Ured's C&P-ed questions said:
Some scientists have identified a serious problem with the larger Mega Fauna (mega fauna are animals weighing more than 100 pounds). From what we know about gravity and muscle strength, the bird with the 30 ft wingspan for example should not have been able to get off the ground.
hehe, what birds?
there's a bunch of flightless extinct birds,
and then there's the Andean Giant Condor, that died out when main wind directions changed and the additional lift for takeoff was lost.
Yet, it was not a flightless bird.
What 'it'?????
Another animal that could fly, the Pteradactyl and its cousins had wingspreads of up to nearly 60 feet. Although the wings folded, what did they do with them while on the ground?
THe style already tells the tale - someone who's so clueless about taxonomy is also clueless about the rest of the subject.
Simple answer: they folded the wings and walked quadrupedally, you dumbass

(note: this is not directed at Urederra, but at the original author, who is a dumbass).
The very largest birds today who weigh just a fraction of what that bird weighed, and they get into the air with some difficulty.
So???
Other animals, particularly the very large dinosaurs should have had quite a bit of trouble moving those vast amounts of weight around.
erhm, dinosaurs didn't fly, except for the tiny ones,
dumbass!
The larger elephants living today seem to be almost at the extreme of supportable body weight versus muscle strength,
Maybe to a dumbass like you, dumbass!
yet many of the dinosaurs weighed many times more.
Indeed!
Now let's all celebrate - the dumbass got a fact correct!

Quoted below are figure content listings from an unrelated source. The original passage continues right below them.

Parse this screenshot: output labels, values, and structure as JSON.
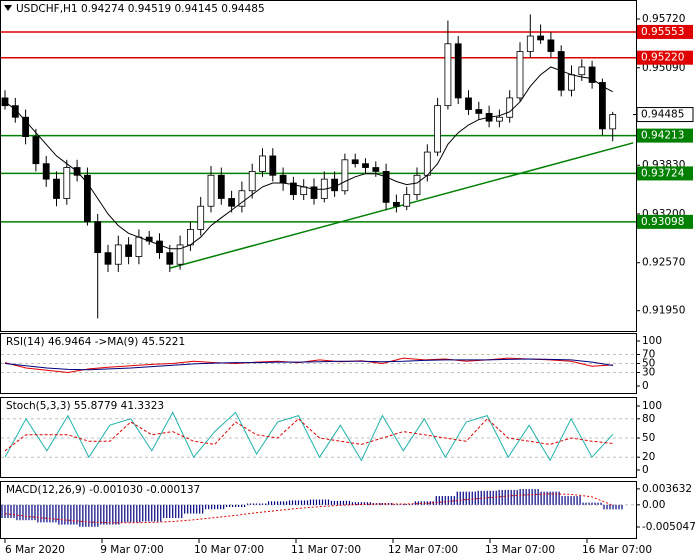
{
  "chart_data": [
    {
      "type": "candlestick",
      "title": "USDCHF,H1  0.94274 0.94519 0.94145 0.94485",
      "ylim": [
        0.917,
        0.9594
      ],
      "yticks": [
        {
          "value": 0.9572,
          "label": "0.95720"
        },
        {
          "value": 0.9509,
          "label": "0.95090"
        },
        {
          "value": 0.9383,
          "label": "0.93830"
        },
        {
          "value": 0.932,
          "label": "0.93200"
        },
        {
          "value": 0.9257,
          "label": "0.92570"
        },
        {
          "value": 0.9195,
          "label": "0.91950"
        }
      ],
      "x_labels": [
        "6 Mar 2020",
        "9 Mar 07:00",
        "10 Mar 07:00",
        "11 Mar 07:00",
        "12 Mar 07:00",
        "13 Mar 07:00",
        "16 Mar 07:00"
      ],
      "open": [
        0.947,
        0.946,
        0.9445,
        0.942,
        0.9385,
        0.9365,
        0.934,
        0.938,
        0.937,
        0.931,
        0.927,
        0.9255,
        0.928,
        0.9265,
        0.929,
        0.9285,
        0.927,
        0.9255,
        0.928,
        0.93,
        0.933,
        0.937,
        0.934,
        0.933,
        0.935,
        0.9375,
        0.9395,
        0.937,
        0.936,
        0.9345,
        0.9355,
        0.934,
        0.9365,
        0.935,
        0.939,
        0.9385,
        0.938,
        0.9375,
        0.9335,
        0.933,
        0.9345,
        0.937,
        0.94,
        0.946,
        0.954,
        0.947,
        0.9455,
        0.945,
        0.944,
        0.9445,
        0.947,
        0.953,
        0.955,
        0.9545,
        0.953,
        0.948,
        0.95,
        0.951,
        0.949,
        0.943
      ],
      "high": [
        0.948,
        0.947,
        0.9455,
        0.943,
        0.9395,
        0.9375,
        0.939,
        0.939,
        0.938,
        0.932,
        0.928,
        0.9292,
        0.929,
        0.93,
        0.9298,
        0.9295,
        0.928,
        0.9292,
        0.931,
        0.9342,
        0.9382,
        0.938,
        0.935,
        0.9362,
        0.9385,
        0.9405,
        0.9405,
        0.938,
        0.9368,
        0.9365,
        0.9366,
        0.9375,
        0.9375,
        0.9398,
        0.9398,
        0.9392,
        0.9388,
        0.9385,
        0.9345,
        0.9355,
        0.938,
        0.941,
        0.947,
        0.957,
        0.955,
        0.948,
        0.9465,
        0.946,
        0.9455,
        0.948,
        0.9542,
        0.9578,
        0.9565,
        0.9555,
        0.9538,
        0.9512,
        0.952,
        0.9518,
        0.9495,
        0.9452
      ],
      "low": [
        0.9455,
        0.9438,
        0.941,
        0.9375,
        0.9355,
        0.933,
        0.9332,
        0.9362,
        0.9305,
        0.9185,
        0.9245,
        0.9245,
        0.9255,
        0.9255,
        0.928,
        0.9262,
        0.9245,
        0.9248,
        0.9272,
        0.9292,
        0.9322,
        0.9332,
        0.9322,
        0.9322,
        0.934,
        0.9368,
        0.9362,
        0.935,
        0.9338,
        0.9338,
        0.9332,
        0.9335,
        0.9342,
        0.9345,
        0.938,
        0.9372,
        0.9368,
        0.9325,
        0.9322,
        0.9325,
        0.9338,
        0.9362,
        0.9395,
        0.9455,
        0.9462,
        0.9448,
        0.9442,
        0.9432,
        0.9432,
        0.9438,
        0.9465,
        0.9522,
        0.954,
        0.9522,
        0.9472,
        0.9472,
        0.9492,
        0.9482,
        0.9422,
        0.9414
      ],
      "close": [
        0.946,
        0.9445,
        0.942,
        0.9385,
        0.9365,
        0.934,
        0.938,
        0.937,
        0.931,
        0.927,
        0.9255,
        0.928,
        0.9265,
        0.929,
        0.9285,
        0.927,
        0.9255,
        0.928,
        0.93,
        0.933,
        0.937,
        0.934,
        0.933,
        0.935,
        0.9375,
        0.9395,
        0.937,
        0.936,
        0.9345,
        0.9355,
        0.934,
        0.9365,
        0.935,
        0.939,
        0.9385,
        0.938,
        0.9375,
        0.9335,
        0.933,
        0.9345,
        0.937,
        0.94,
        0.946,
        0.954,
        0.947,
        0.9455,
        0.945,
        0.944,
        0.9445,
        0.947,
        0.953,
        0.955,
        0.9545,
        0.953,
        0.948,
        0.95,
        0.951,
        0.949,
        0.943,
        0.94485
      ],
      "ma": {
        "color": "#000000",
        "values": [
          0.9465,
          0.9455,
          0.944,
          0.9425,
          0.941,
          0.9395,
          0.9385,
          0.9375,
          0.936,
          0.934,
          0.932,
          0.9305,
          0.9295,
          0.929,
          0.9285,
          0.928,
          0.9275,
          0.9275,
          0.928,
          0.929,
          0.9305,
          0.9315,
          0.9325,
          0.9335,
          0.9345,
          0.9355,
          0.936,
          0.936,
          0.9358,
          0.9355,
          0.9352,
          0.9352,
          0.9355,
          0.9362,
          0.9368,
          0.9372,
          0.9372,
          0.9368,
          0.9362,
          0.9358,
          0.936,
          0.937,
          0.9385,
          0.941,
          0.9425,
          0.9435,
          0.9442,
          0.9445,
          0.9447,
          0.9452,
          0.9465,
          0.9485,
          0.95,
          0.951,
          0.9505,
          0.95,
          0.9497,
          0.9495,
          0.9485,
          0.9478
        ]
      },
      "trendline": {
        "color": "#008000",
        "x": [
          16,
          61
        ],
        "y": [
          0.925,
          0.9412
        ]
      },
      "levels": [
        {
          "value": 0.95553,
          "color": "#e00000"
        },
        {
          "value": 0.9522,
          "label": "0.95220",
          "color": "#e00000"
        },
        {
          "value": 0.94213,
          "color": "#008000"
        },
        {
          "value": 0.93724,
          "color": "#008000"
        },
        {
          "value": 0.93098,
          "color": "#008000"
        }
      ],
      "current_price": 0.94485
    },
    {
      "type": "line",
      "title": "RSI(14) 46.9464 ->MA(9) 45.5221",
      "ylim": [
        0,
        100
      ],
      "yticks": [
        100,
        70,
        50,
        30,
        0
      ],
      "series": [
        {
          "color": "#e00000",
          "values": [
            52,
            40,
            35,
            30,
            38,
            42,
            45,
            48,
            50,
            55,
            52,
            50,
            53,
            55,
            52,
            58,
            54,
            56,
            50,
            62,
            58,
            60,
            55,
            58,
            62,
            60,
            58,
            55,
            44,
            46.9464
          ]
        },
        {
          "color": "#000080",
          "values": [
            50,
            45,
            40,
            37,
            36,
            38,
            40,
            43,
            46,
            49,
            51,
            52,
            52,
            53,
            53,
            54,
            55,
            55,
            54,
            55,
            57,
            58,
            58,
            58,
            59,
            60,
            59,
            58,
            53,
            45.5221
          ]
        }
      ]
    },
    {
      "type": "line",
      "title": "Stoch(5,3,3) 55.8779 41.3323",
      "ylim": [
        0,
        100
      ],
      "yticks": [
        100,
        80,
        50,
        20,
        0
      ],
      "series": [
        {
          "color": "#20b2aa",
          "values": [
            20,
            80,
            30,
            85,
            20,
            70,
            80,
            30,
            90,
            20,
            60,
            90,
            25,
            75,
            85,
            20,
            70,
            15,
            85,
            30,
            80,
            20,
            75,
            85,
            20,
            70,
            15,
            80,
            20,
            55.8779
          ]
        },
        {
          "color": "#e00000",
          "dash": true,
          "values": [
            30,
            55,
            55,
            55,
            45,
            45,
            75,
            55,
            60,
            45,
            40,
            75,
            55,
            50,
            80,
            50,
            45,
            40,
            50,
            60,
            55,
            50,
            45,
            80,
            50,
            45,
            40,
            50,
            45,
            41.3323
          ]
        }
      ]
    },
    {
      "type": "macd",
      "title": "MACD(12,26,9) -0.001030 -0.000137",
      "ylim": [
        -0.0071,
        0.0052
      ],
      "yticks": [
        0.003632,
        {
          "value": 0,
          "label": "0.00"
        },
        -0.005047
      ],
      "histogram": {
        "color": "#000080",
        "values": [
          -0.003,
          -0.0035,
          -0.004,
          -0.0045,
          -0.005,
          -0.0045,
          -0.004,
          -0.0038,
          -0.003,
          -0.002,
          -0.001,
          -0.0005,
          0.0003,
          0.0008,
          0.001,
          0.0012,
          0.0009,
          0.0006,
          0.0004,
          0.0002,
          0.0008,
          0.002,
          0.003,
          0.0032,
          0.0034,
          0.0036,
          0.003,
          0.002,
          0.0005,
          -0.00103
        ]
      },
      "signal": {
        "color": "#e00000",
        "values": [
          -0.002,
          -0.0026,
          -0.0031,
          -0.0035,
          -0.0039,
          -0.0041,
          -0.0041,
          -0.004,
          -0.0038,
          -0.0034,
          -0.0029,
          -0.0024,
          -0.0018,
          -0.0013,
          -0.0008,
          -0.0004,
          -0.0001,
          0.0001,
          0.0002,
          0.0002,
          0.0003,
          0.0007,
          0.0012,
          0.0016,
          0.002,
          0.0023,
          0.0025,
          0.0024,
          0.0018,
          -0.000137
        ]
      }
    }
  ]
}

The Hornless rhino was almost eighteen feet high and 27 feet long. It was probably by far the biggest mammal ever. How did its legs support that kind of weight?
As all legs do - through bone, muscle and ligaments.....
How could an animal that big be strong enough to get up once it had laid down?
By having, dear dumbass, sufficient muscles
Urederra, thank you for bringing this gem up!